I suspect this point isn’t obvious to people who mostly write natural language essays, where the linear flow of ideas isn’t entirely strict — a reader can refer back to an earlier paragraph or infer that a later paragraph will come back to the same topic. This was Lesson #2: the basic paradigm of code (strictly sequential execution, with flow control and function definitions) isn’t always intuitive and should be explained clearly to first-time programmers. More broadly, this illustrates that there are hidden traps of confusion and misconceptions among first-time programmers that are very hard to see if you’ve been programming for a long time.
Why were there so many different ways to make the name of a parameter represent a number? As I quickly discovered in trying to explain my reasoning, there just shouldn’t have been.
Another problem was that I used several different ways to do the same thing in the code, without being clear about why. For example, I declared some parameters as constants and others (which weren’t being changed) as variables — mostly because I was being sloppy. I used different variable types (unsigned ints, floats, pointers to char, strings etc.) for reasons that weren’t very good — mostly trying to save memory, which wasn’t actually constrained — and that turned out to be baffling to the students. Why were there so many different ways to make the name of a parameter represent a number? As I quickly discovered in trying to explain my reasoning, there just shouldn’t have been. With some minor hits to performance, I could have used just two approaches: variable floats and strings. Yes, it’s not the right engineering solution, but it would have saved enormous amounts of confusion and still gotten the job done.
This was Lesson #3: avoid unnecessary complexity. Even if it seems like you’re teaching bad habits, I’d argue that first-time learners of code should be shown the smallest possible number of ways to accomplish a task, and only exposed to the complexity of refinements after they’ve solidly learned the basics. If you were learning to write in kindergarten, and the teacher gave you a crayon on the first day, a pencil on the second, and a fountain pen on the third, you’d be confused. It’s true that those are all tools with different uses, but you shouldn’t be asked to learn about all of them before you’ve mastered the basics of one. Code is the same: be as parsimonious with methods as possible. That seems obvious in hindsight, but it’s hard to break coding habits that you’ve had for a long time.
If you were learning to write in kindergarten, and the teacher gave you a crayon on the first day, a pencil on the second, and a fountain pen on the third, you’d be confused.

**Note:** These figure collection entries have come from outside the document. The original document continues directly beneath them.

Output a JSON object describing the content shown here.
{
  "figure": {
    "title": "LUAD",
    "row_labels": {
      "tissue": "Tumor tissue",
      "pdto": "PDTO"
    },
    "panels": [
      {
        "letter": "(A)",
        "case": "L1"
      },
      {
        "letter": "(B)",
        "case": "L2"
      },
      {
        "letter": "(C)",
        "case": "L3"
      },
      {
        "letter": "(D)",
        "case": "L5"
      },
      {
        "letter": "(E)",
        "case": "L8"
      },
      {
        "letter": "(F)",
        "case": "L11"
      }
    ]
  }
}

Finally, I found that near the end of the semester almost all the students were really enjoying the experience and felt a lot more comfortable about the idea of programming. None of them were running out to change their major to computer science, but they left the class with a solid basic understanding of what’s behind coding, and the confidence to potentially learn more in the future. I suppose that’s Lesson #4: It’s worth it. Getting students to the point where they aren’t afraid of programming and they know enough about how to continue learning more is an important victory. I’m looking forward to the next opportunity I have to teach more foreign policy majors to code.